Uterine Thermal Balloon Ablation versus Hysteroscopic Endometrial Resection in Treatment of MenorrhagiaAshraf TA1* and Gamal M2
- *Corresponding Author:
- Dr. Ashraf Talat
Faculty of Medicine, Department of Obstetrics and Gynecology
Zagazig University, 71 Faisal city, Sidi Bishr, 10th floor, flat 3 Alexandria, Egypt
E-mail: [email protected]
Received date: November 15, 2012; Accepted date: December 17, 2012; Published date: December 27, 2012
Citation: Ashraf TA, Gamal M (2012) Uterine Thermal Balloon Ablation versus Hysteroscopic Endometrial Resection in Treatment of Menorrhagia. Gynecol Obstet 2:136. doi:10.4172/2161-0932.1000136
Copyright: © 2012 Ashraf TA, et al. This is an open-access article distributed under the terms of the Creative Commons Attribution License, which permits unrestricted use, distribution, and reproduction in any medium, provided the original author and source are credited.
Study design: A randomized clinical prospective comparative study. Setting: The study was conducted in the Department of Obstetrics and Gynecology, between May 2010 and August 2012.
Objective: To compare the efficacy and safety of a uterine thermal balloon system with hysteroscopic endometrial resection in the treatment of selected cases of menorrhagia.
Patients and methods: The study comprised seventy premenopausal women with persistent intractable menorrhagia, selected under strict inclusion criteria. Patients were randomized into two equal groups of 35 patients each. Patients of the first group were treated by uterine thermal balloon system (35 patients), while those of the other group were treated by hysteroscopic endometrial resection (35 patients). Quantification of pre-procedural and post-procedural menstrual blood was defined by pad count and self-assessment. Twelve-month follow-up data were presented on all women and compared statistically.

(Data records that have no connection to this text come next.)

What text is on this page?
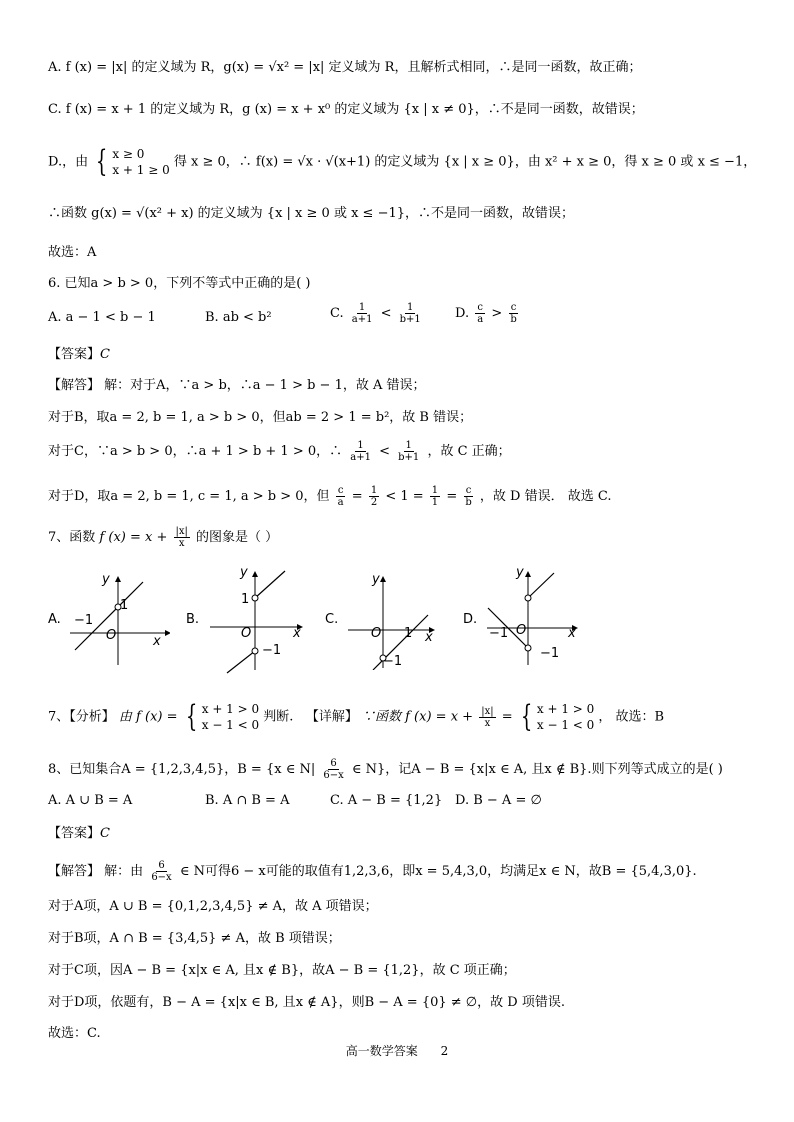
A. f (x) = |x| 的定义域为 R，g(x) = √x² = |x| 定义域为 R，且解析式相同，∴是同一函数，故正确；
C. f (x) = x + 1 的定义域为 R，g (x) = x + x⁰ 的定义域为 {x | x ≠ 0}，∴不是同一函数，故错误；
D.，由 { x ≥ 0
x + 1 ≥ 0
得 x ≥ 0，∴ f(x) = √x · √(x+1) 的定义域为 {x | x ≥ 0}，由 x² + x ≥ 0，得 x ≥ 0 或 x ≤ −1，
∴函数 g(x) = √(x² + x) 的定义域为 {x | x ≥ 0 或 x ≤ −1}，∴不是同一函数，故错误；
故选：A
6. 已知a > b > 0，下列不等式中正确的是( )
A. a − 1 < b − 1	B. ab < b²	C. $\frac{1}{a+1} < \frac{1}{b+1} D$. $\frac{c}{a} > \frac{c}{b}$
【答案】C
【解答】 解：对于A，∵a > b，∴a − 1 > b − 1，故 A 错误；
对于B，取a = 2, b = 1, a > b > 0，但ab = 2 > 1 = b²，故 B 错误；
对于C，∵a > b > 0，∴a + 1 > b + 1 > 0，∴ $\frac{1}{a+1} < \frac{1}{b+1}$ ，故 C 正确；
对于D，取a = 2, b = 1, c = 1, a > b > 0，但 $\frac{c}{a} = \frac{1}{2} < 1 = \frac{1}{1} = \frac{c}{b}$ ，故 D 错误． 故选 C.
7、函数 f $(x) = x + \frac{|x|}{x}$ 的图象是（ ）
A.
y
x
O
−1
1
B.
y
x
O
1
−1
C.
y
x
O 1
−1
D.
y
x
O
−1
−1
7、【分析】 由 f (x) = { x + 1 > 0
x − 1 < 0
判断. 【详解】 ∵函数 f $(x) = x + \frac{|x|}{x}$ = { x + 1 > 0
x − 1 < 0
， 故选：B
8、已知集合A = {1,2,3,4,5}，B = {x ∈ $N| \frac{6}{6-x}$ ∈ N}，记A − B = {x|x ∈ A, 且x ∉ B}.则下列等式成立的是( )
A. A ∪ B = A	B. A ∩ B = A	C. A − B = {1,2} D. B − A = ∅
【答案】C
【解答】 解：由 $\frac{6}{6-x}$ ∈ N可得6 − x可能的取值有1,2,3,6，即x = 5,4,3,0，均满足x ∈ N，故B = {5,4,3,0}.
对于A项，A ∪ B = {0,1,2,3,4,5} ≠ A，故 A 项错误；
对于B项，A ∩ B = {3,4,5} ≠ A，故 B 项错误；
对于C项，因A − B = {x|x ∈ A, 且x ∉ B}，故A − B = {1,2}，故 C 项正确；
对于D项，依题有，B − A = {x|x ∈ B, 且x ∉ A}，则B − A = {0} ≠ ∅，故 D 项错误.
故选：C.
高一数学答案 2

Results: Twelve-month results indicated that both techniques significantly reduced menstrual blood flow with no clinically significant difference between the two groups. Success rates, as reflected by percent of patients who returned to normal bleeding or less, were comparable being 82.8% for the balloon group and 91.4% for the resection group. Procedural time was reduced significantly in the uterine balloon therapy group. Intra-operative complications occurred in three (8.5%) of the hysteroscopic resection patients, whereas no intra-operative complications occurred in the thermal balloon group.
Conclusion: Uterine thermal balloon therapy is as efficacious as hysteroscopic resection in the treatment of selected cases of menorrhagia. Further studies are needed to confirm this conclusion.